Until Roxanne heard her sister’s name, the radio had been background noise, muttering to itself from the top of the refrigerator.

She turned up the volume as the announcer said, “About now Simone and Johnny Duran are probably asking themselves why they
decided to have kids.”

“Cue screaming brats,” said the cackling sidekick, and the recorded wails of half a dozen children filled the kitchen.

“God, that man is irritating,” Ty said and turned down the volume slightly.

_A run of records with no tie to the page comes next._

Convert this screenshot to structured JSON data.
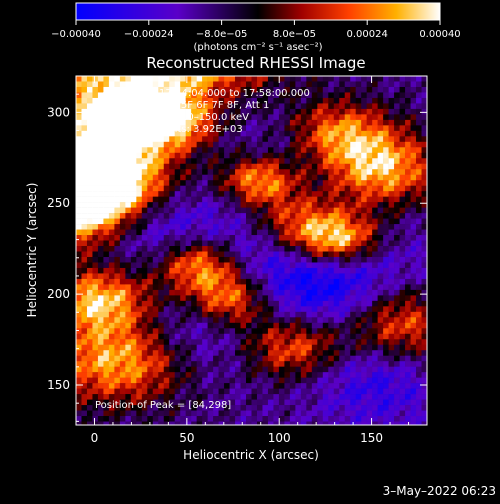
{
  "colorbar": {
    "tick_labels": [
      "−0.00040",
      "−0.00024",
      "−8.0e−05",
      "8.0e−05",
      "0.00024",
      "0.00040"
    ],
    "tick_values": [
      -0.0004,
      -0.00024,
      -8e-05,
      8e-05,
      0.00024,
      0.0004
    ],
    "range": [
      -0.0004,
      0.0004
    ],
    "units_label": "(photons cm⁻² s⁻¹ asec⁻²)",
    "colors": [
      "#0000ff",
      "#5a00c8",
      "#000000",
      "#a00000",
      "#ff4000",
      "#ffb000",
      "#ffffff"
    ]
  },
  "chart_data": {
    "type": "heatmap",
    "title": "Reconstructed RHESSI Image",
    "xlabel": "Heliocentric X (arcsec)",
    "ylabel": "Heliocentric Y (arcsec)",
    "xlim": [
      -10,
      180
    ],
    "ylim": [
      128,
      320
    ],
    "x_ticks": [
      0,
      50,
      100,
      150
    ],
    "y_ticks": [
      150,
      200,
      250,
      300
    ],
    "x_tick_labels": [
      "0",
      "50",
      "100",
      "150"
    ],
    "y_tick_labels": [
      "150",
      "200",
      "250",
      "300"
    ],
    "info_lines": [
      "4–Jul–2003 17:54:04.000 to 17:58:00.000",
      "Detectors: 3F 4F 5F 6F 7F 8F, Att 1",
      "Energy Range: 25.0–150.0 keV",
      "Clean     Total counts: 3.92E+03"
    ],
    "peak_label": "Position of Peak = [84,298]",
    "peak_position": [
      84,
      298
    ],
    "grid": false
  },
  "timestamp": "3–May–2022 06:23"
}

“Yesterday, San Diego police responded to a 911 call
from a girl who said her mother was trying to drown her sister in the swimming pool. At the Duran residence.”

“I have to get over there!” Roxanne cried.

“Cue screaming sirens.”

Chowder’s head came up and he looked around. Another two seconds of this and he’d start howling.

“Seems the kiddies had learned all about the emergency call number 911 the day before—”

Roxanne was on her way to the bedroom, shrugging off her dressing gown as she went. She opened her closet and pulled pants
and a shirt off their hangers. “It’s probably nothing, but I’ve got to check. Simone’ll be in a state.”

“What about the meeting?” Ty stood in the bedroom doorway and watched her dress. “You want me to call Mitch?”

“Just tell him I’m at Simone’s. He’ll get it.” By now half of San Diego would have heard the news.